As for "slimmer core", is there even agreement on what that means? You
could define core to mean:

- Remoting
- Scheduling
- Basic execution lifecycle
- Security
- UI

which implies that everything makes makes Jenkins a "CI Server" (test
result parsing, SCM support, etc.) should be factored out. If core is what
makes Jenkins a CI server, then I would take the position that core should
include more models of concept that are part of building software.

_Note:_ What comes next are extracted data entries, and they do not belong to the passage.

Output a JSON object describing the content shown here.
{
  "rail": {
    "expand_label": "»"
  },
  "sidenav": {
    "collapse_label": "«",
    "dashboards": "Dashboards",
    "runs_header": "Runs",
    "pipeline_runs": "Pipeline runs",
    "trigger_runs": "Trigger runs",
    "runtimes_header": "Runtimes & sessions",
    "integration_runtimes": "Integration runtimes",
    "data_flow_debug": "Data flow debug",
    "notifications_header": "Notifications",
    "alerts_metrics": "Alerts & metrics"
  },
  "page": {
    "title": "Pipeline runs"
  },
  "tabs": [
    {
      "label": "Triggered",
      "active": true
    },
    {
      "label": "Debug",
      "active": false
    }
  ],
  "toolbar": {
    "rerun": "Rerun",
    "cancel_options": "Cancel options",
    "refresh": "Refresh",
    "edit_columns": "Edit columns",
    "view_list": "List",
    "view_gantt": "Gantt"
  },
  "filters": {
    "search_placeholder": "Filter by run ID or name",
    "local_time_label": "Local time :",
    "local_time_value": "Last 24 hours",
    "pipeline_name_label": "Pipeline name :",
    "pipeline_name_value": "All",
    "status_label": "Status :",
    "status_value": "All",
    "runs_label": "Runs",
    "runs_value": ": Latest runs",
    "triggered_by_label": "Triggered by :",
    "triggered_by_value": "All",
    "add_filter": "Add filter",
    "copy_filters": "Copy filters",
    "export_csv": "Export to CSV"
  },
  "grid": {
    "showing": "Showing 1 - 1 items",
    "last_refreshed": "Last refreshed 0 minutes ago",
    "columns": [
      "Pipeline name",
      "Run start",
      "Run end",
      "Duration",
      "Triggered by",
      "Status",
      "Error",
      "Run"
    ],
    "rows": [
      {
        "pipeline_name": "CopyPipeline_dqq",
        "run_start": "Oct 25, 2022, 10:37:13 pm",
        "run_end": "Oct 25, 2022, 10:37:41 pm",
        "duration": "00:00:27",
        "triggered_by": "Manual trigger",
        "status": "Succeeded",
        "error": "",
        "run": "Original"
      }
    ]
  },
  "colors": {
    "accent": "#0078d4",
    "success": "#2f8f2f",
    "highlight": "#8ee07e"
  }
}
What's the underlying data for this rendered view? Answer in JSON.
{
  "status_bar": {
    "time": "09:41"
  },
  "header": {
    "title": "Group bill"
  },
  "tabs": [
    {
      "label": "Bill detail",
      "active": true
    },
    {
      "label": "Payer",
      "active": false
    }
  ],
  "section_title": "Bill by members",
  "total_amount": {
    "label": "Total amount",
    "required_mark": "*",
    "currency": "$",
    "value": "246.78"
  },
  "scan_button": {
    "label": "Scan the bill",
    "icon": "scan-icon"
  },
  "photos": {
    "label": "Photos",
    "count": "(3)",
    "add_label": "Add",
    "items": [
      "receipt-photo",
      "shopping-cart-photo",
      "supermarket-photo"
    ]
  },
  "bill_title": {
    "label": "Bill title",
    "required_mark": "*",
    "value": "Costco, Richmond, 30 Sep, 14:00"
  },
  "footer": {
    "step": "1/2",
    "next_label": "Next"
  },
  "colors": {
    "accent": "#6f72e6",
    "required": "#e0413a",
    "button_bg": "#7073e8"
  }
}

Lack of a central model for certain things leads to redundant code in
plugins or inconsistent behaviors. For example, Jenkins has a deep concept
of test results. It's easy to write a plugin to interpret test report
formats and to the end user, they are very consistent in their behavior
and features: historical trends, drill downs, and so forth. Jenkins does
not have a concept of code coverage, and you can see the disparate
behaviors of various code coverage report plugins because of this. The
same is true of SCM plugins and the types of functionality they support,
although this is complicated by the varying version control models that
are out there.

In summary, I think it's important to have proper conceptual models
available for a problem domain, that specific implementations can take
advantage of. That the model should be provided by a "core." But I'd love
to see a formal definition of what that core is.